Kasas Sûresi 27. Ayet

قَالَ اِنّ۪ٓي اُر۪يدُ اَنْ اُنْكِحَكَ اِحْدَى ابْنَتَيَّ هَاتَيْنِ عَلٰٓى اَنْ تَأْجُرَن۪ي ثَمَانِيَ حِجَجٍۚ فَاِنْ اَتْمَمْتَ عَشْراً فَمِنْ عِنْدِكَۚ وَمَٓا اُر۪يدُ اَنْ اَشُقَّ عَلَيْكَۜ سَتَجِدُن۪ٓي اِنْ شَٓاءَ اللّٰهُ مِنَ الصَّالِح۪ينَ  ...

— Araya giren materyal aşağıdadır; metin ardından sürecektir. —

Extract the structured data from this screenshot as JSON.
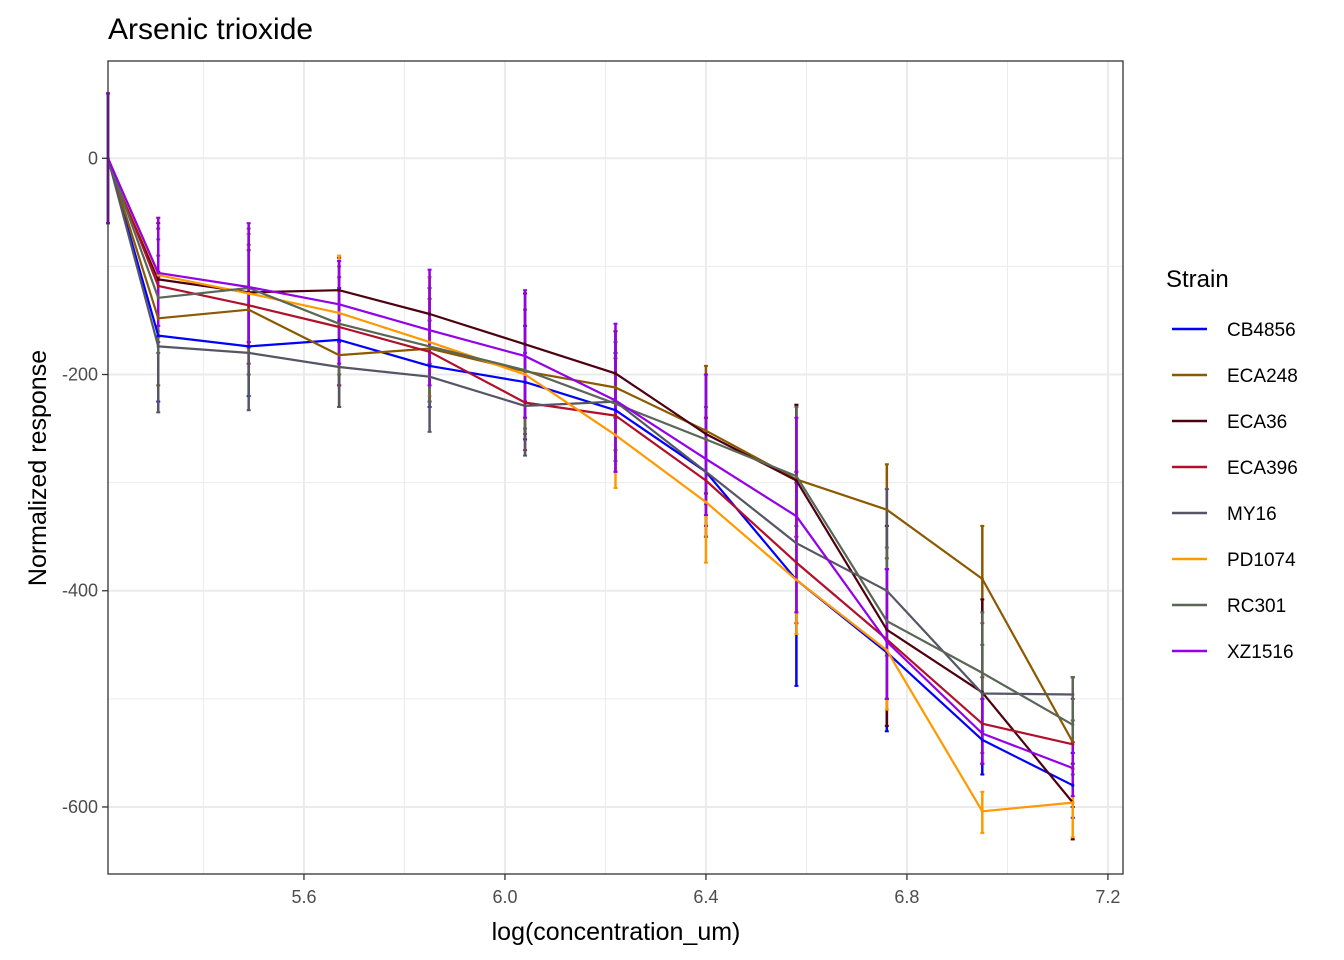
{
  "chart_data": {
    "type": "line",
    "title": "Arsenic trioxide",
    "xlabel": "log(concentration_um)",
    "ylabel": "Normalized response",
    "xlim": [
      5.21,
      7.23
    ],
    "ylim": [
      -662,
      90
    ],
    "x_ticks": [
      5.6,
      6.0,
      6.4,
      6.8,
      7.2
    ],
    "x_tick_labels": [
      "5.6",
      "6.0",
      "6.4",
      "6.8",
      "7.2"
    ],
    "y_ticks": [
      0,
      -200,
      -400,
      -600
    ],
    "y_tick_labels": [
      "0",
      "-200",
      "-400",
      "-600"
    ],
    "grid": true,
    "legend": {
      "title": "Strain",
      "position": "right"
    },
    "x": [
      5.21,
      5.31,
      5.49,
      5.67,
      5.85,
      6.04,
      6.22,
      6.4,
      6.58,
      6.76,
      6.95,
      7.13
    ],
    "series": [
      {
        "name": "CB4856",
        "color": "#0000ff",
        "values": [
          0,
          -164,
          -174,
          -168,
          -192,
          -207,
          -233,
          -290,
          -390,
          -457,
          -538,
          -580
        ],
        "error": [
          [
            -60,
            60
          ],
          [
            -225,
            -105
          ],
          [
            -220,
            -120
          ],
          [
            -210,
            -120
          ],
          [
            -230,
            -150
          ],
          [
            -260,
            -155
          ],
          [
            -290,
            -180
          ],
          [
            -340,
            -240
          ],
          [
            -488,
            -290
          ],
          [
            -530,
            -380
          ],
          [
            -570,
            -500
          ],
          [
            -610,
            -550
          ]
        ]
      },
      {
        "name": "ECA248",
        "color": "#8b5a00",
        "values": [
          0,
          -148,
          -140,
          -182,
          -176,
          -197,
          -212,
          -252,
          -297,
          -325,
          -389,
          -540
        ],
        "error": [
          [
            -60,
            60
          ],
          [
            -210,
            -90
          ],
          [
            -200,
            -80
          ],
          [
            -230,
            -95
          ],
          [
            -225,
            -120
          ],
          [
            -255,
            -140
          ],
          [
            -270,
            -160
          ],
          [
            -310,
            -192
          ],
          [
            -340,
            -228
          ],
          [
            -370,
            -283
          ],
          [
            -430,
            -340
          ],
          [
            -600,
            -480
          ]
        ]
      },
      {
        "name": "ECA36",
        "color": "#4d0010",
        "values": [
          0,
          -112,
          -124,
          -122,
          -144,
          -172,
          -199,
          -255,
          -298,
          -436,
          -494,
          -596
        ],
        "error": [
          [
            -60,
            60
          ],
          [
            -165,
            -60
          ],
          [
            -170,
            -70
          ],
          [
            -170,
            -92
          ],
          [
            -190,
            -110
          ],
          [
            -225,
            -125
          ],
          [
            -240,
            -160
          ],
          [
            -310,
            -200
          ],
          [
            -350,
            -228
          ],
          [
            -525,
            -340
          ],
          [
            -560,
            -408
          ],
          [
            -630,
            -560
          ]
        ]
      },
      {
        "name": "ECA396",
        "color": "#b0102a",
        "values": [
          0,
          -118,
          -136,
          -156,
          -179,
          -226,
          -238,
          -298,
          -374,
          -445,
          -523,
          -542
        ],
        "error": [
          [
            -60,
            60
          ],
          [
            -170,
            -65
          ],
          [
            -190,
            -85
          ],
          [
            -210,
            -110
          ],
          [
            -225,
            -130
          ],
          [
            -270,
            -180
          ],
          [
            -290,
            -185
          ],
          [
            -350,
            -240
          ],
          [
            -430,
            -300
          ],
          [
            -500,
            -380
          ],
          [
            -560,
            -480
          ],
          [
            -600,
            -500
          ]
        ]
      },
      {
        "name": "MY16",
        "color": "#555566",
        "values": [
          0,
          -174,
          -180,
          -193,
          -202,
          -229,
          -225,
          -290,
          -356,
          -400,
          -495,
          -496
        ],
        "error": [
          [
            -60,
            60
          ],
          [
            -235,
            -110
          ],
          [
            -233,
            -125
          ],
          [
            -230,
            -150
          ],
          [
            -253,
            -150
          ],
          [
            -275,
            -180
          ],
          [
            -280,
            -170
          ],
          [
            -350,
            -230
          ],
          [
            -420,
            -290
          ],
          [
            -460,
            -306
          ],
          [
            -550,
            -450
          ],
          [
            -520,
            -480
          ]
        ]
      },
      {
        "name": "PD1074",
        "color": "#ff9900",
        "values": [
          0,
          -108,
          -125,
          -143,
          -170,
          -200,
          -256,
          -318,
          -390,
          -455,
          -604,
          -596
        ],
        "error": [
          [
            -60,
            60
          ],
          [
            -160,
            -55
          ],
          [
            -180,
            -70
          ],
          [
            -200,
            -90
          ],
          [
            -220,
            -110
          ],
          [
            -250,
            -140
          ],
          [
            -305,
            -200
          ],
          [
            -374,
            -260
          ],
          [
            -440,
            -330
          ],
          [
            -510,
            -400
          ],
          [
            -624,
            -586
          ],
          [
            -628,
            -565
          ]
        ]
      },
      {
        "name": "RC301",
        "color": "#5a6656",
        "values": [
          0,
          -129,
          -120,
          -153,
          -174,
          -196,
          -227,
          -260,
          -294,
          -428,
          -476,
          -524
        ],
        "error": [
          [
            -60,
            60
          ],
          [
            -180,
            -75
          ],
          [
            -180,
            -65
          ],
          [
            -200,
            -100
          ],
          [
            -225,
            -120
          ],
          [
            -250,
            -140
          ],
          [
            -280,
            -170
          ],
          [
            -320,
            -200
          ],
          [
            -340,
            -230
          ],
          [
            -500,
            -360
          ],
          [
            -530,
            -420
          ],
          [
            -570,
            -480
          ]
        ]
      },
      {
        "name": "XZ1516",
        "color": "#9400e8",
        "values": [
          0,
          -106,
          -119,
          -135,
          -159,
          -183,
          -224,
          -278,
          -331,
          -447,
          -532,
          -564
        ],
        "error": [
          [
            -60,
            60
          ],
          [
            -155,
            -55
          ],
          [
            -175,
            -60
          ],
          [
            -190,
            -95
          ],
          [
            -210,
            -103
          ],
          [
            -240,
            -122
          ],
          [
            -290,
            -153
          ],
          [
            -330,
            -200
          ],
          [
            -420,
            -240
          ],
          [
            -500,
            -380
          ],
          [
            -560,
            -500
          ],
          [
            -590,
            -540
          ]
        ]
      }
    ]
  }
}
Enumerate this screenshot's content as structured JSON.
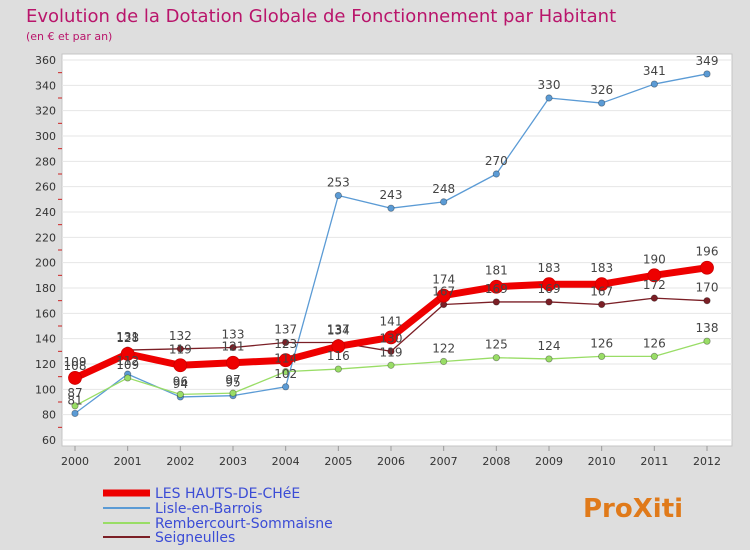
{
  "chart_data": {
    "type": "line",
    "title": "Evolution de la Dotation Globale de Fonctionnement par Habitant",
    "subtitle": "(en € et par an)",
    "xlabel": "",
    "ylabel": "",
    "x": [
      "2000",
      "2001",
      "2002",
      "2003",
      "2004",
      "2005",
      "2006",
      "2007",
      "2008",
      "2009",
      "2010",
      "2011",
      "2012"
    ],
    "ylim": [
      60,
      360
    ],
    "yticks": [
      60,
      80,
      100,
      120,
      140,
      160,
      180,
      200,
      220,
      240,
      260,
      280,
      300,
      320,
      340,
      360
    ],
    "grid": "horizontal",
    "legend_position": "bottom-left",
    "series": [
      {
        "name": "LES HAUTS-DE-CHéE",
        "color": "#ee0000",
        "style": "thick",
        "values": [
          109,
          128,
          119,
          121,
          123,
          134,
          141,
          174,
          181,
          183,
          183,
          190,
          196
        ],
        "labels": [
          "109",
          "128",
          "119",
          "121",
          "123",
          "134",
          "141",
          "174",
          "181",
          "183",
          "183",
          "190",
          "196"
        ]
      },
      {
        "name": "Lisle-en-Barrois",
        "color": "#5b9bd5",
        "style": "thin",
        "values": [
          81,
          112,
          94,
          95,
          102,
          253,
          243,
          248,
          270,
          330,
          326,
          341,
          349
        ],
        "labels": [
          "81",
          "112",
          "94",
          "95",
          "102",
          "253",
          "243",
          "248",
          "270",
          "330",
          "326",
          "341",
          "349"
        ]
      },
      {
        "name": "Rembercourt-Sommaisne",
        "color": "#99dd66",
        "style": "thin",
        "values": [
          87,
          109,
          96,
          97,
          114,
          116,
          119,
          122,
          125,
          124,
          126,
          126,
          138
        ],
        "labels": [
          "87",
          "109",
          "96",
          "97",
          "114",
          "116",
          "119",
          "122",
          "125",
          "124",
          "126",
          "126",
          "138"
        ]
      },
      {
        "name": "Seigneulles",
        "color": "#7b1f26",
        "style": "thin",
        "values": [
          108,
          131,
          132,
          133,
          137,
          137,
          130,
          167,
          169,
          169,
          167,
          172,
          170
        ],
        "labels": [
          "108",
          "131",
          "132",
          "133",
          "137",
          "137",
          "130",
          "167",
          "169",
          "169",
          "167",
          "172",
          "170"
        ]
      }
    ]
  },
  "logo": {
    "text": "ProXiti"
  }
}
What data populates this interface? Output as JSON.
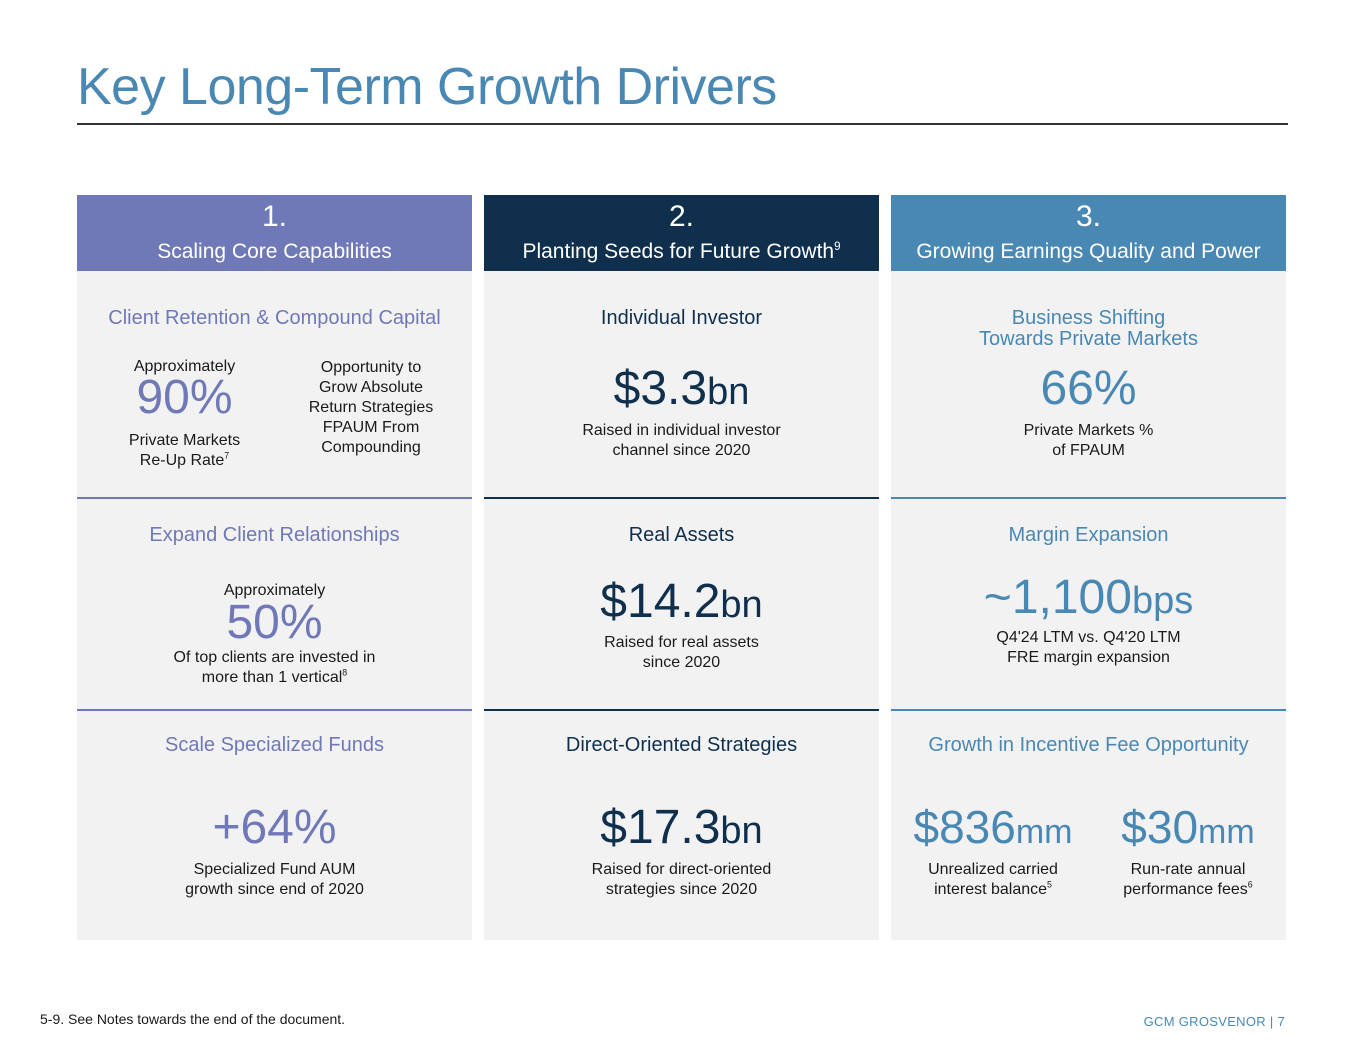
{
  "title": "Key Long-Term Growth Drivers",
  "columns": [
    {
      "number": "1.",
      "name": "Scaling Core Capabilities",
      "sections": [
        {
          "title": "Client Retention & Compound Capital",
          "left": {
            "prefix": "Approximately",
            "value": "90%",
            "caption_line1": "Private Markets",
            "caption_line2": "Re-Up Rate",
            "footnote": "7"
          },
          "right": {
            "lines": [
              "Opportunity to",
              "Grow Absolute",
              "Return Strategies",
              "FPAUM From",
              "Compounding"
            ]
          }
        },
        {
          "title": "Expand Client Relationships",
          "prefix": "Approximately",
          "value": "50%",
          "caption_line1": "Of top clients are invested in",
          "caption_line2": "more than 1 vertical",
          "footnote": "8"
        },
        {
          "title": "Scale Specialized Funds",
          "value": "+64%",
          "caption_line1": "Specialized Fund AUM",
          "caption_line2": "growth since end of 2020"
        }
      ]
    },
    {
      "number": "2.",
      "name": "Planting Seeds for Future Growth",
      "name_footnote": "9",
      "sections": [
        {
          "title": "Individual Investor",
          "value": "$3.3",
          "unit": "bn",
          "caption_line1": "Raised in individual investor",
          "caption_line2": "channel since 2020"
        },
        {
          "title": "Real Assets",
          "value": "$14.2",
          "unit": "bn",
          "caption_line1": "Raised for real assets",
          "caption_line2": "since 2020"
        },
        {
          "title": "Direct-Oriented Strategies",
          "value": "$17.3",
          "unit": "bn",
          "caption_line1": "Raised for direct-oriented",
          "caption_line2": "strategies since 2020"
        }
      ]
    },
    {
      "number": "3.",
      "name": "Growing Earnings Quality and Power",
      "sections": [
        {
          "title_line1": "Business Shifting",
          "title_line2": "Towards Private Markets",
          "value": "66%",
          "caption_line1": "Private Markets %",
          "caption_line2": "of FPAUM"
        },
        {
          "title": "Margin Expansion",
          "value": "~1,100",
          "unit": "bps",
          "caption_line1": "Q4'24 LTM vs. Q4'20 LTM",
          "caption_line2": "FRE margin expansion"
        },
        {
          "title": "Growth in Incentive Fee Opportunity",
          "left": {
            "value": "$836",
            "unit": "mm",
            "caption_line1": "Unrealized carried",
            "caption_line2": "interest balance",
            "footnote": "5"
          },
          "right": {
            "value": "$30",
            "unit": "mm",
            "caption_line1": "Run-rate annual",
            "caption_line2": "performance fees",
            "footnote": "6"
          }
        }
      ]
    }
  ],
  "footnote_text": "5-9. See Notes towards the end of the document.",
  "footer": "GCM GROSVENOR | 7",
  "colors": {
    "title": "#4a88b4",
    "col1": "#7079b8",
    "col2": "#0f2f4d",
    "col3": "#4a88b4",
    "panel": "#f2f2f2"
  }
}
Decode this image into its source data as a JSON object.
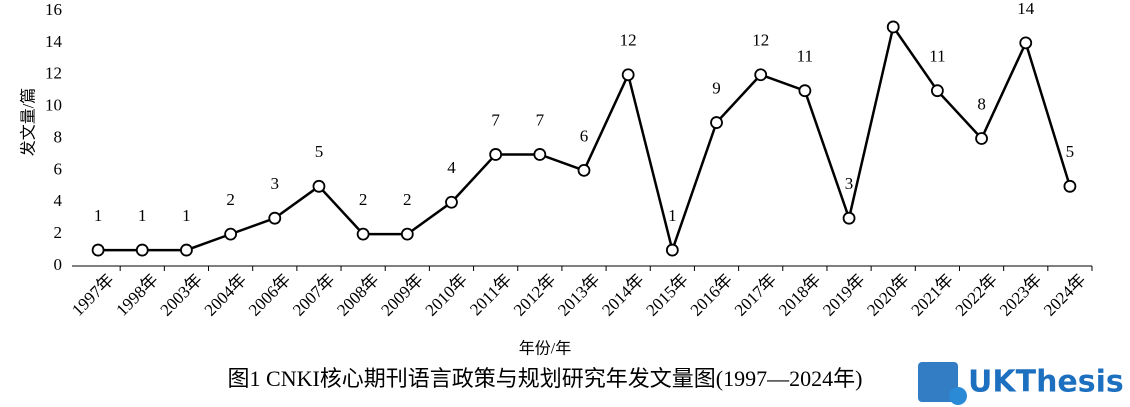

Şu’ayb, “Ben, sekiz yıl bana çalışmana karşılık, şu iki kızımdan birisini sana nikâhlamak istiyorum. Eğer sen bunu on yıla tamamlarsan, o da senden olur. Ben seni zora koşmak da istemiyorum. İnşaallah beni salih kimselerden bulacaksın” dedi.
 
Sıra Kelime Anlamı Kökü
1 قَالَ dedi ki ق و ل
2 إِنِّي elbette
3 أُرِيدُ istiyorum ر و د
4 أَنْ
5 أُنْكِحَكَ sana nikahlamak ن ك ح
6 إِحْدَى birini ا ح د
7 ابْنَتَيَّ kızımdan ب ن ي
8 هَاتَيْنِ şu iki
9 عَلَىٰ karşılığında
10 أَنْ
11 تَأْجُرَنِي bana hizmet etmen ا ج ر
12 ثَمَانِيَ sekiz ث م ن
13 حِجَجٍ yıl ح ج ج
14 فَإِنْ eğer
15 أَتْمَمْتَ tamamlarsan ت م م
16 عَشْرًا on(yıl)a ع ش ر
17 فَمِنْ artık
18 عِنْدِكَ o sendendir ع ن د
19 وَمَا
20 أُرِيدُ ben istemem ر و د
21 أَنْ
22 أَشُقَّ zahmet vermek ش ق ق
23 عَلَيْكَ sana
24 سَتَجِدُنِي beni bulacaksın و ج د
25 إِنْ eğer (İnşallah)
26 شَاءَ dilerse (İnşallah) ش ي ا
27 اللَّهُ Allah (İnşallah)
28 مِنَ -den
29 الصَّالِحِينَ iyiler- ص ل ح
 

Kızlar babalarına gidip Mûsâ’nın kendilerine yaptığı iyiliği anlatınca babaları da bu iyiliğin karşılığını ödemek için kızlarından birini gönderip Mûsâ’yı evine davet etmiş; Mûsâ başından geçenleri ve Mısır’dan kaçış sebebini anlatınca o zat da artık korkmamasını, zira Firavun’un zulmünden kurtulup emin bir beldeye gelmiş olduğunu ifade etmiş ve kızlardan birinin teklifi üzerine âyette belirtildiği şekilde bir anlaşma yapılmıştır.

 

 Kur'an Yolu Tefsiri Cilt: 4 Sayfa: 224
 

قَالَ اِنّ۪ٓي اُر۪يدُ اَنْ اُنْكِحَكَ اِحْدَى ابْنَتَيَّ هَاتَيْنِ عَلٰٓى اَنْ تَأْجُرَن۪ي ثَمَانِيَ حِجَجٍۚ 

 

 

Fiil cümlesidir.  قَالَ  fetha üzere mebni mazi fiildir. Faili müstetir olup takdiri هو ‘dir.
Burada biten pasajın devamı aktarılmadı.